Una semana antes nunca había visto, ni siquiera imaginado un hombre como él. Era rico. Era amigo de los hombres que volaban en los aeroplanos. Él mismo había volado en uno de ellos. Viajaba de país en país. Hablaba un alemán peculiar. Su cara era la de un personaje de novela. No tenía en cuenta estos hechos por lo que pudieran decir en sí mismos. Eran meras pruebas de que era diferente de todas las personas que le habían dirigido la palabra. Y, sin embargo, si esto fuera todo, no le habría dado mayor importancia al hecho de que fuera diferente. No esperaba mucho de la vida. Sabía muy bien que el mundo estaba lleno de gente que era profundamente distinta de los habitantes de Brig o de los campesinos del Valais, y que no tenían nada que ver con ella, ni tampoco nada que decirle. Pero él —y eso era lo que la impresionaba— se había dirigido a ella, Leonie. Durante una semana se había concentrado en buscarla, hacerle regalos, decirle piropos, hablarle y demostrarle que era una mujer singular entre las demás. Como la mayoría de las personas que no acostumbran a engañarse a sí mismas, Leonie distinguía por intuición la sinceridad de la hipocresía. Sabía que él no le estaba mintiendo, aunque ignorara la verdad que intentaba decirle. Como la mayoría de las mujeres, también distinguía entre el hombre que te implora que le otorgues tus favores o que, ocasionalmente, intenta obtenerlos y el hombre que frente a una mujer determinada se ve obligado a presentarse tal cual es. Esto es algo de lo que pensaba cuando se dijo: Ha venido por mí.

Cuando Zeus se disfrazaba de toro, de sátiro, de águila o de cisne para aproximarse a la mujer de la que se había enamorado, no lo hacía sólo por la ventaja que le podría deparar el factor sorpresa: era para encontrarse con ella (en los términos de esos extraños mitos) como un extraño. El extraño que te desea, y que te convence de que eres en verdad tú en toda tu particularidad a quien desea, trae un mensaje de parte de aquello que podrías ser a la persona que eres realmente. La impaciencia por recibir el mensaje será casi tan fuerte como el sentido de la propia vida. El deseo de conocerse supera a la curiosidad. Pero ha de ser un extraño, pues cuanto mejor lo conozcas, como la persona que eres realmente, y mejor te conozca él, menos podrá revelarte de ese ser tuyo desconocido pero posible. Ha de ser un extraño. Y al mismo tiempo ha de tener contigo una intimidad misteriosa, ya que de lo contrario en lugar de revelarte tu ser desconocido, se limitará a representar a todos los que te son desconocidos y para quienes tú también lo eres. Íntimo y extraño. De esta contradicción en términos, de este sueño, nace el gran dios erótico que toda mujer alimenta o extermina.

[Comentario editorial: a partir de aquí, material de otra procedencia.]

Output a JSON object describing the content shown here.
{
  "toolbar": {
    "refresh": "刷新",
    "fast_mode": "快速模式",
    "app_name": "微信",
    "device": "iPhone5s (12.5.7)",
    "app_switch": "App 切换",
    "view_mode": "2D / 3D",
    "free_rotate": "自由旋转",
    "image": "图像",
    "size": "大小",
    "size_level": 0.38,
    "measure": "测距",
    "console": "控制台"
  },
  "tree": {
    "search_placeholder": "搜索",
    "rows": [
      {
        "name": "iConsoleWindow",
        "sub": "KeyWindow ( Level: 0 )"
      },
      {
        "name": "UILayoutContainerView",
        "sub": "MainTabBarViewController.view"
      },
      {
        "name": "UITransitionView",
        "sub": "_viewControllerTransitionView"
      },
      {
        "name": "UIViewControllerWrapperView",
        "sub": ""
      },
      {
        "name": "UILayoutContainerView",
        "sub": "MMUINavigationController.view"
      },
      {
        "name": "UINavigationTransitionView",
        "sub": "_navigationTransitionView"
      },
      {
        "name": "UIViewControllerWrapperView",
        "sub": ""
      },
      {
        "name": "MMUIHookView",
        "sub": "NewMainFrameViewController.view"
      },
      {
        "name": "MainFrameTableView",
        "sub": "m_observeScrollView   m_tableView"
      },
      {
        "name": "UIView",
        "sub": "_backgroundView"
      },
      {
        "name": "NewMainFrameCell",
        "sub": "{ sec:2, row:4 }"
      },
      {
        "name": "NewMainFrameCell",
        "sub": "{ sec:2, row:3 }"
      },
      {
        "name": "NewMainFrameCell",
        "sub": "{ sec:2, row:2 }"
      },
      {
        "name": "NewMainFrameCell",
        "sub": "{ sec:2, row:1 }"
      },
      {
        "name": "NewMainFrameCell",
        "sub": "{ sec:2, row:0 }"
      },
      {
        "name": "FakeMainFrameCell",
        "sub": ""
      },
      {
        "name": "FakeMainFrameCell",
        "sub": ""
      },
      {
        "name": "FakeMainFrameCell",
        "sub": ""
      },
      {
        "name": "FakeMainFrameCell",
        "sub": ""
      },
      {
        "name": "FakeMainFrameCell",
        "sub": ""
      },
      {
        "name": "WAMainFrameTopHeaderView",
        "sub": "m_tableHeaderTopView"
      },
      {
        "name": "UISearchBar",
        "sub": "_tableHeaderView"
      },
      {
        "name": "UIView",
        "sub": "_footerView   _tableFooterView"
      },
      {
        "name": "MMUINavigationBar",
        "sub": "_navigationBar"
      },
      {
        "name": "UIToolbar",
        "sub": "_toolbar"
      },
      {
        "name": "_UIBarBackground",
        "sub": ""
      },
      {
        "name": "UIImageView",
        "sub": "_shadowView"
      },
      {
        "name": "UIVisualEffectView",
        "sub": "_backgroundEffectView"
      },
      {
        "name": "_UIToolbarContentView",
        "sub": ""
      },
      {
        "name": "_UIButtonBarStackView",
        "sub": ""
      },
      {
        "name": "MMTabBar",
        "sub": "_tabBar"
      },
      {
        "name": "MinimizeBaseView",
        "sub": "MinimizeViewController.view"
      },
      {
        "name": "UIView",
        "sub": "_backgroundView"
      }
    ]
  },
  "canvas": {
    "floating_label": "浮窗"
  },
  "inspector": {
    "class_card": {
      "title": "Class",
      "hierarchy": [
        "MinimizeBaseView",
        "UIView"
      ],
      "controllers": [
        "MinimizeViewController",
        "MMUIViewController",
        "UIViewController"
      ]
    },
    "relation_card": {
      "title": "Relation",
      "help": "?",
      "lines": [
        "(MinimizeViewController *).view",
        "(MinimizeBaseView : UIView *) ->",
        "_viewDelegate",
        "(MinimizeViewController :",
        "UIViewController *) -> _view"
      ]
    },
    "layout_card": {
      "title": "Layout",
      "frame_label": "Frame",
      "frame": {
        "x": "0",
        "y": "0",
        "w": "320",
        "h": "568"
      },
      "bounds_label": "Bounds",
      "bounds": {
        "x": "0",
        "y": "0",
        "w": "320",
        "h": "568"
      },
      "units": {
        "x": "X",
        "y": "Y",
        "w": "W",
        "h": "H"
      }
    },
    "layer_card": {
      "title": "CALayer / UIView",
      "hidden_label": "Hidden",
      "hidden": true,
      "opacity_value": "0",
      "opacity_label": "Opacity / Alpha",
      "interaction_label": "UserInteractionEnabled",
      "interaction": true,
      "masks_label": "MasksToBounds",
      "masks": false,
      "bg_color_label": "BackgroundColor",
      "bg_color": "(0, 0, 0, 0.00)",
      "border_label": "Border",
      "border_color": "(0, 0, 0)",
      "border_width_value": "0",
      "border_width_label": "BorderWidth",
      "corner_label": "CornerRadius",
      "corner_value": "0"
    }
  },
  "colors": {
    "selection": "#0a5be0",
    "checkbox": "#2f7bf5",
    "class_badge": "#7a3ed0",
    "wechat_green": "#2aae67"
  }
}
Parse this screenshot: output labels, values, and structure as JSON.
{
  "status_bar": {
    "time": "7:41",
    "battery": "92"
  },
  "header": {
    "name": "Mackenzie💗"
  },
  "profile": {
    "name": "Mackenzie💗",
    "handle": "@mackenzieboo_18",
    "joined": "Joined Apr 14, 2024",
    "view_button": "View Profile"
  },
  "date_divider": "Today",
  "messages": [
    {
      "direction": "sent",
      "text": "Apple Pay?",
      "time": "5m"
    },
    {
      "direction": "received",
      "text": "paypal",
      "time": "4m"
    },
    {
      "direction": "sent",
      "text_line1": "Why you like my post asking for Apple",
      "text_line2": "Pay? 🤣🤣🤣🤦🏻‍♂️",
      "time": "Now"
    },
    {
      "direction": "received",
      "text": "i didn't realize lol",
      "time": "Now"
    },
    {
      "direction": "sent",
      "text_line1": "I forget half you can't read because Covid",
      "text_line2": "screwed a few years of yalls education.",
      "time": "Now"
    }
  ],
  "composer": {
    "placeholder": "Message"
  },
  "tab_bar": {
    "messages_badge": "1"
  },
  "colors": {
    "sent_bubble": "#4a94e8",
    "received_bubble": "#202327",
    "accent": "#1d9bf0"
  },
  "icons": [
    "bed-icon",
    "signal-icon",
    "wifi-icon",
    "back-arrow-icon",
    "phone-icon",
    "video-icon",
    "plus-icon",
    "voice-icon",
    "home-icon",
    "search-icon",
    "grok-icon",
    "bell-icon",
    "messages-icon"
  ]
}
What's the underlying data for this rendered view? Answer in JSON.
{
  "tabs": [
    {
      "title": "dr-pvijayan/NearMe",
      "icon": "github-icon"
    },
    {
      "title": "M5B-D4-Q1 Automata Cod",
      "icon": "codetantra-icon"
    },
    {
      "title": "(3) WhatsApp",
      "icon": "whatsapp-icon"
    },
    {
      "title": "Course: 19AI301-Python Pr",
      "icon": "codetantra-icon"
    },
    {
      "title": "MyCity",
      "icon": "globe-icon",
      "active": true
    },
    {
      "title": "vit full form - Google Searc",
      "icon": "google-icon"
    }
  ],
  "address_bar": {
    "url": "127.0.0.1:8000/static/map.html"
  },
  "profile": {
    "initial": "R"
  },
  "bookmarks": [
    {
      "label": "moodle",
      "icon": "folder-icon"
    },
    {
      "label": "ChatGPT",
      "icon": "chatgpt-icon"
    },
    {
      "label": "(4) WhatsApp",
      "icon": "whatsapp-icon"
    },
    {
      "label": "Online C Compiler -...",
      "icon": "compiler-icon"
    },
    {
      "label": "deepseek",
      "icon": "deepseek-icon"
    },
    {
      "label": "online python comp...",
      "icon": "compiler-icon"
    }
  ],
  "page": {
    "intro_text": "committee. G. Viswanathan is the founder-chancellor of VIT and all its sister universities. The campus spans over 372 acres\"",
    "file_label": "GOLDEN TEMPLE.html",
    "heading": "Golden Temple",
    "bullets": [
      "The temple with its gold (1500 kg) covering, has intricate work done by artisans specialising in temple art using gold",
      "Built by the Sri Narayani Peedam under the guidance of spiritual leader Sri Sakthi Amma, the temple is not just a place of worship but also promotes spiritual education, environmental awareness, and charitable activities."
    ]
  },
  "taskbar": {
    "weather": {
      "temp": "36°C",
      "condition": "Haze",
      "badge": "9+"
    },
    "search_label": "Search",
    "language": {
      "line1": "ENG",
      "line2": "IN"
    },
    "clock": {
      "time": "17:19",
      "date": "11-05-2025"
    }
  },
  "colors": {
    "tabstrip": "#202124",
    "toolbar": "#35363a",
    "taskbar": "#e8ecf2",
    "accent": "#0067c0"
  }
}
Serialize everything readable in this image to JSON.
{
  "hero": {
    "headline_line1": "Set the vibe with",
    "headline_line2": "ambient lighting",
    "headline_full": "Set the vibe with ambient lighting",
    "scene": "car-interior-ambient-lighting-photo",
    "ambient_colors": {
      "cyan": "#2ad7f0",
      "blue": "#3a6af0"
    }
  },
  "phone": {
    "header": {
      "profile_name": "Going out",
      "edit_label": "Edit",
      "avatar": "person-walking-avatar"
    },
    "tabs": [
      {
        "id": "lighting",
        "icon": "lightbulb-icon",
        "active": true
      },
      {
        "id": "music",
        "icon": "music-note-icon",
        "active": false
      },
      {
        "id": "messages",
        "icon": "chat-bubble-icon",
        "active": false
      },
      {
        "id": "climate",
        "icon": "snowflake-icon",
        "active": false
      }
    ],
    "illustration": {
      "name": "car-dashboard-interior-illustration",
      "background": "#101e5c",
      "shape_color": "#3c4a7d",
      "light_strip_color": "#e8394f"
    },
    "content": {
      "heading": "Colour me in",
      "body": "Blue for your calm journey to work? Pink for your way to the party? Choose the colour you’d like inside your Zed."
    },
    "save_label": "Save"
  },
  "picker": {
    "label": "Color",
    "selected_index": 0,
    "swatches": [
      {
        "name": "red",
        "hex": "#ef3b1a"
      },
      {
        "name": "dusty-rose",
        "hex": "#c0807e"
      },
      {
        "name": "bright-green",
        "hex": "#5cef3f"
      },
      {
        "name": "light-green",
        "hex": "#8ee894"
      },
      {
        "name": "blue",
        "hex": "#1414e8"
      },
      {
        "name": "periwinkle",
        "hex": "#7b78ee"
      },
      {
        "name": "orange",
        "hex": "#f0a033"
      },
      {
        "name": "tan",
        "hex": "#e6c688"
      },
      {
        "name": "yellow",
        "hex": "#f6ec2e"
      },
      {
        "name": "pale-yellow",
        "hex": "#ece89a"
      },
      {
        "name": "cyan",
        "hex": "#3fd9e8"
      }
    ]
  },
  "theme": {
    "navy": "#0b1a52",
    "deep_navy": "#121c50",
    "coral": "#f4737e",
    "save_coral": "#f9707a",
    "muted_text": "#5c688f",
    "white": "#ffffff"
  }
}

Cuando Weymann le preguntó «¿a qué te dedicas?», y él contesto «viajo», la respuesta no era ni superficial ni evasiva. El extraño constante debe viajar continuamente.

Ella permaneció inmóvil, con los brazos pegados al cuerpo, durante un rato más. Por la ventana veía el cielo sobre las montañas, con ese azul de septiembre tan familiar como el color de una bandeja. Todavía se oía a lo lejos el motor Blériot.

El aeroplano cayó cincuenta metros, como un lenguado muerto. Chávez quería volver. Lo que se lo impedía era aquello que se había dicho a sí mismo antes, aunque en el momento de decírselo no podía imaginar que su avioneta fuera a caer como un pez muerto.

Nunca más se volverá a contar una sola historia como si fuera la única.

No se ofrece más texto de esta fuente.